20. Assignment & Subcontracting
You may not assign or transfer your rights or obligations without Avaytech’s written consent. Avaytech may subcontract or assign parts of its obligations provided it remains responsible for their performance.
21. Relationship Of Parties
Nothing in this Agreement creates a partnership, joint venture, employment or agency relationship between you and Avaytech. Each party is an independent contractor.

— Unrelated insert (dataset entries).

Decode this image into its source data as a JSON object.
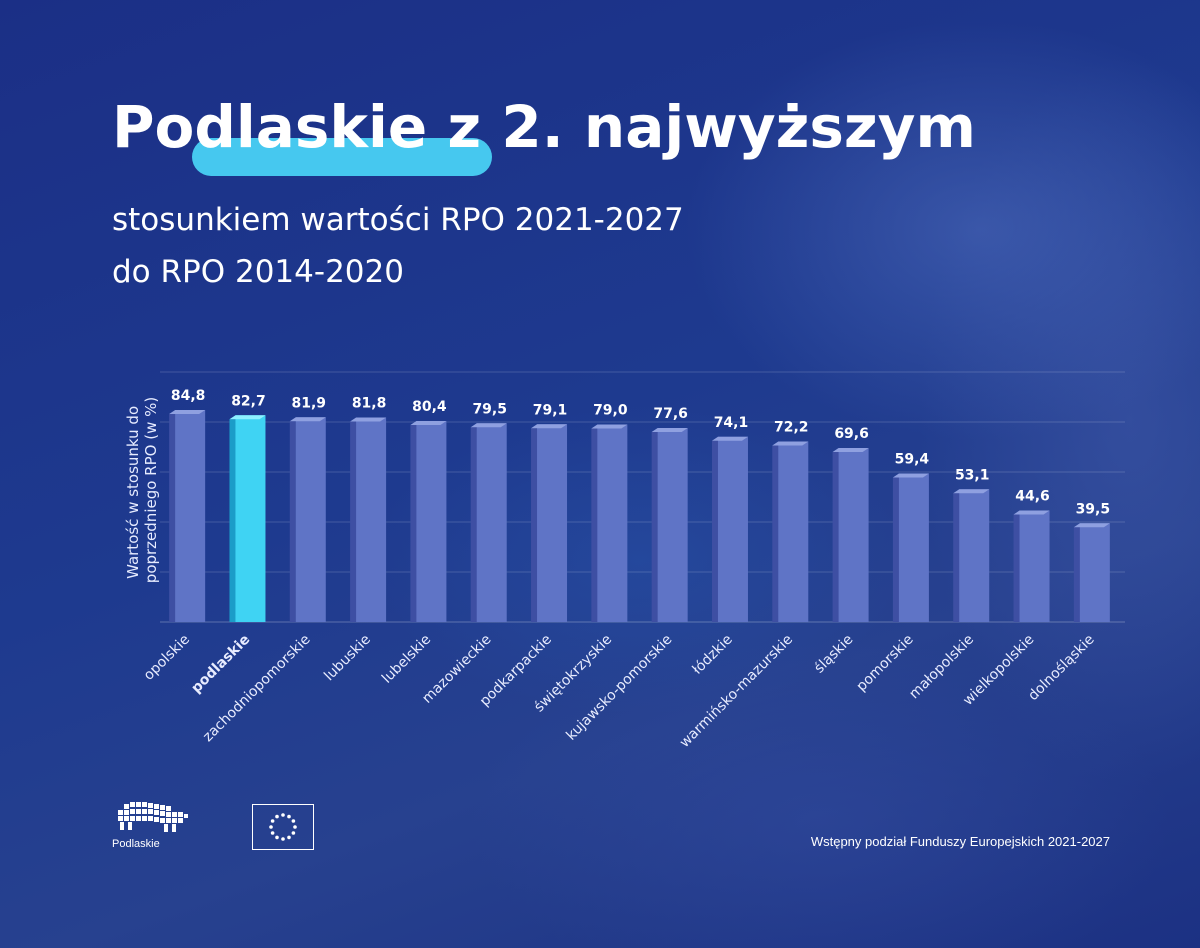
{
  "header": {
    "title": "Podlaskie z 2. najwyższym",
    "subtitle_line1": "stosunkiem wartości RPO 2021-2027",
    "subtitle_line2": "do RPO 2014-2020"
  },
  "colors": {
    "bar": "#5f74c6",
    "bar_highlight": "#3fd3f3",
    "title_highlight": "#46c8ef"
  },
  "chart_data": {
    "type": "bar",
    "title": "Podlaskie z 2. najwyższym stosunkiem wartości RPO 2021-2027 do RPO 2014-2020",
    "ylabel": "Wartość w stosunku do poprzedniego RPO (w %)",
    "xlabel": "",
    "ylim": [
      0,
      100
    ],
    "grid": true,
    "highlight_category": "podlaskie",
    "categories": [
      "opolskie",
      "podlaskie",
      "zachodniopomorskie",
      "lubuskie",
      "lubelskie",
      "mazowieckie",
      "podkarpackie",
      "świętokrzyskie",
      "kujawsko-pomorskie",
      "łódzkie",
      "warmińsko-mazurskie",
      "śląskie",
      "pomorskie",
      "małopolskie",
      "wielkopolskie",
      "dolnośląskie"
    ],
    "values": [
      84.8,
      82.7,
      81.9,
      81.8,
      80.4,
      79.5,
      79.1,
      79.0,
      77.6,
      74.1,
      72.2,
      69.6,
      59.4,
      53.1,
      44.6,
      39.5
    ],
    "value_labels": [
      "84,8",
      "82,7",
      "81,9",
      "81,8",
      "80,4",
      "79,5",
      "79,1",
      "79,0",
      "77,6",
      "74,1",
      "72,2",
      "69,6",
      "59,4",
      "53,1",
      "44,6",
      "39,5"
    ]
  },
  "footer": {
    "logo_text": "Podlaskie",
    "eu_flag_icon": "eu-flag-icon",
    "source_note": "Wstępny podział Funduszy Europejskich 2021-2027"
  }
}
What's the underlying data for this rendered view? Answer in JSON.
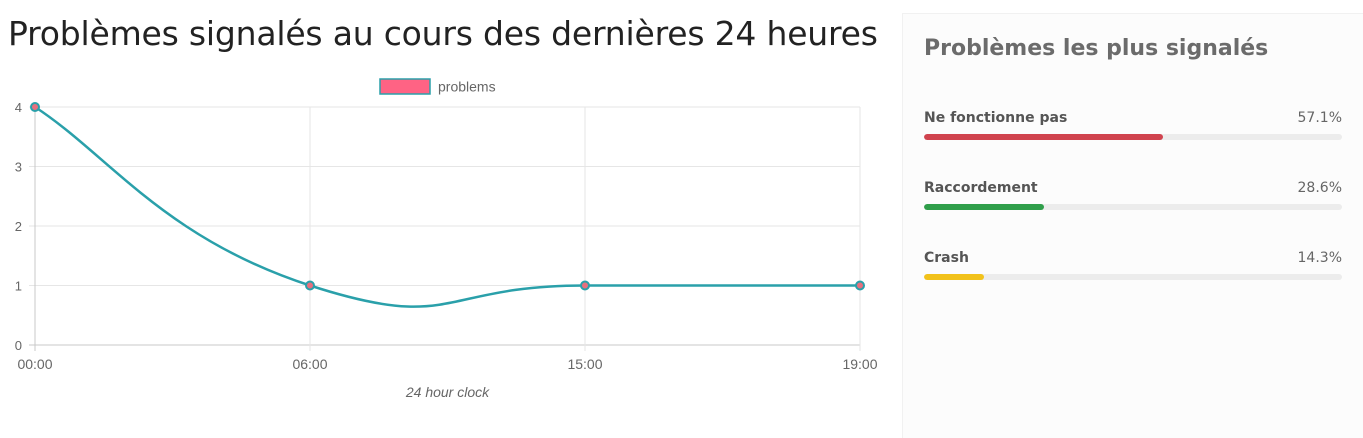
{
  "page": {
    "title": "Problèmes signalés au cours des dernières 24 heures"
  },
  "chart_data": {
    "type": "line",
    "x": [
      "00:00",
      "06:00",
      "15:00",
      "19:00"
    ],
    "series": [
      {
        "name": "problems",
        "values": [
          4,
          1,
          1,
          1
        ],
        "line_color": "#2aa0aa",
        "legend_color": "#ff6384"
      }
    ],
    "xlabel": "24 hour clock",
    "ylabel": "",
    "ylim": [
      0,
      4
    ],
    "yticks": [
      0,
      1,
      2,
      3,
      4
    ],
    "grid": true,
    "legend_position": "top",
    "curve": "smooth"
  },
  "panel": {
    "title": "Problèmes les plus signalés",
    "items": [
      {
        "label": "Ne fonctionne pas",
        "percent_label": "57.1%",
        "value": 57.1,
        "color": "#d0434e"
      },
      {
        "label": "Raccordement",
        "percent_label": "28.6%",
        "value": 28.6,
        "color": "#2f9e4a"
      },
      {
        "label": "Crash",
        "percent_label": "14.3%",
        "value": 14.3,
        "color": "#f2c21b"
      }
    ]
  }
}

22. Governing Law & Jurisdiction
This Agreement shall be governed by and construed in accordance with the laws of the Republic of South Africa. The parties submit to the exclusive jurisdiction of the High Court of South Africa (Western Cape Division, Cape Town) for any dispute arising under this Agreement.
23. Entire Agreement
This Agreement constitutes the entire agreement between the parties concerning its subject matter and supersedes all prior discussions, proposals and communications. Any amendment or waiver must be in writing and signed by both parties.
24. Severability
If any provision of this Agreement is held invalid or unenforceable, the remaining provisions shall continue in full force and effect. Any invalid provision shall be replaced with a valid provision that most closely reflects the parties’ intent.